Mardi 21 avril 2015
A notre descente de l'avion une limousine nous attend, comme convenu.
Annabelle n'a toujours pas dit un mot et je n'ai pas réussi à accrocher son regard.
Lorsque je l'ai délicatement prise par le coude pour la conduire hors de l'appareil, elle n'a pas bronché. Elle est ailleurs. Sans doute en partie à cause des benzodiazépines qui courent dans ses veines, mais pas seulement. Cette apathie est t-elle normale après une crisse d'angoisse ? Putain je ne suis pas médecin !

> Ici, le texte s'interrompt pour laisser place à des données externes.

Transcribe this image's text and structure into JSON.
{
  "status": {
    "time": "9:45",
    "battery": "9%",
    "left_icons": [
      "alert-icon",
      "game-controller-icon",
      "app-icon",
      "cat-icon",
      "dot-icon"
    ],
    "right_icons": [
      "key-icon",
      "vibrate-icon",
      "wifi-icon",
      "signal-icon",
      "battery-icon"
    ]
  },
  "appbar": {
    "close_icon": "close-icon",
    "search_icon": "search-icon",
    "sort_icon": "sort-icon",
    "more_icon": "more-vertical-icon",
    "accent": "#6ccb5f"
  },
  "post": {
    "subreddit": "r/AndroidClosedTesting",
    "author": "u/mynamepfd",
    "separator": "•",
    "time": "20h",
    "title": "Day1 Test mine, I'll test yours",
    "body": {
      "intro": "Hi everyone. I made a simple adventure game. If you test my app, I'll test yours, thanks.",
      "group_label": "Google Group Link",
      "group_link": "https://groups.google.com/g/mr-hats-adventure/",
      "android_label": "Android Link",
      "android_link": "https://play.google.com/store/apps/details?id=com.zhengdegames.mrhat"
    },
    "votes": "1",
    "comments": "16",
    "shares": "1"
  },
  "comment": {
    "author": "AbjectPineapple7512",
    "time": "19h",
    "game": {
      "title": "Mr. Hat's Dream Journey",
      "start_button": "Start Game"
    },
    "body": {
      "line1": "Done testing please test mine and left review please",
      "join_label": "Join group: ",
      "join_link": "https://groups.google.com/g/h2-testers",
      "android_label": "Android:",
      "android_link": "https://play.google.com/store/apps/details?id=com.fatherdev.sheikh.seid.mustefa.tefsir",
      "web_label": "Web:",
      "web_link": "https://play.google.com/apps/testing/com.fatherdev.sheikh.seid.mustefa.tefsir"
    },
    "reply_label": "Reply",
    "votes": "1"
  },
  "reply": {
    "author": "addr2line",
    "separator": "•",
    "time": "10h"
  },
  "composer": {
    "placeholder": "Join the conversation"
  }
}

La limousine nous dépose devant L'Hôtel Georges V où j'ai mes habitudes.
En règle générale je loge dans l'appartement Penthouse qui est situé au huitième étage. J'adore sa vue incroyable sur Paris. Mais il est prévu pour un couple, pas pour deux collègues de travail. J'ai donc choisi la suite Royale, constituée de 3 chambres, d'une salle de bain avec hammam et sauna, d'un grand salon, d'une salle à manger et d'une cuisine entièrement équipée.
J'avais espéré qu'en partageant cette magnifique suite, un rapprochement significatif pourrait s'opérer entre nous. J'avais aussi parié sur le romantisme de dîners aux chandelles sur la terrasse privée.
Mais la réalité est toute autre. Annabelle semble épuisée et je l'installe dans le spacieux canapé du grand salon. Je donne un pourboire au bagagiste. Nous voilà enfin seuls.
Je repasse par le grand salon. Annabelle dort, allongée sur le canapé, en position fœtale. Elle respire paisiblement. Je dépose un plaid sur elle.
Je m'installe sur la terrasse et passe les appels qui s'imposent, en commençant par Franck Merlin. Je lui ai donné des instructions précises, il y a plusieurs jours de cela et j'entends avoir des résultats. Il répond dès la première sonnerie.
— Greg. Je me doutais que tu ne tarderais pas à m'appeler.
— J'avais pensé que toi tu m'appellerais. C'est bien pour ça que je te paie, non ?
— Je vois que nous sommes énervés ...
— Je veux des réponses Franck, c'est pourtant simple ! Je veux savoir ce qu'Annabelle cache et je veux le savoir maintenant !
— Ce que tu m'as demandé de faire n'est pas si simple, Greg. Pirater les plus hautes instances judiciaires pour accéder à un dossier qui a été volontairement enterré, ce n'est pas aussi facile que tu sembles le penser.
— Alors tu n'as rien ? C'est ça ?
— Si, j'ai quelque chose. A l'époque des faits, ta protégée était mineure, ce qui explique qu'il soit si difficile de retracer son affaire. Dans ce genre de cas, l'anonymat est souvent demandé ce qui complique drôlement mes recherches.
— Je ne comprends pas. Si elle s'est rendue coupable de délits, même si elle était mineure, tu devrais avoir des traces, ne serait-ce que dans le cadre des minutes du procès, dans les journaux qui l'ont couvert, peut être, non ? Il y a bien une trace des chefs d'accusation.
— Je crois en effet que tu ne comprends pas, Greg.
— Mais merde, je suis con à ce point là ? Qu'est-ce que je ne comprends pas à la fin ?
— Annabelle n'était pas dans le box des accusés, Greg. Elle était la victime.
Le monde vient de s'écrouler sous mes pieds.
— Victime ? Mais victime de quoi ?
— C'est ce qu'il me reste à découvrir, Greg, et c'est coton, crois moi. Mais je ne lâche pas, je vais trouver, tu peux me faire confiance.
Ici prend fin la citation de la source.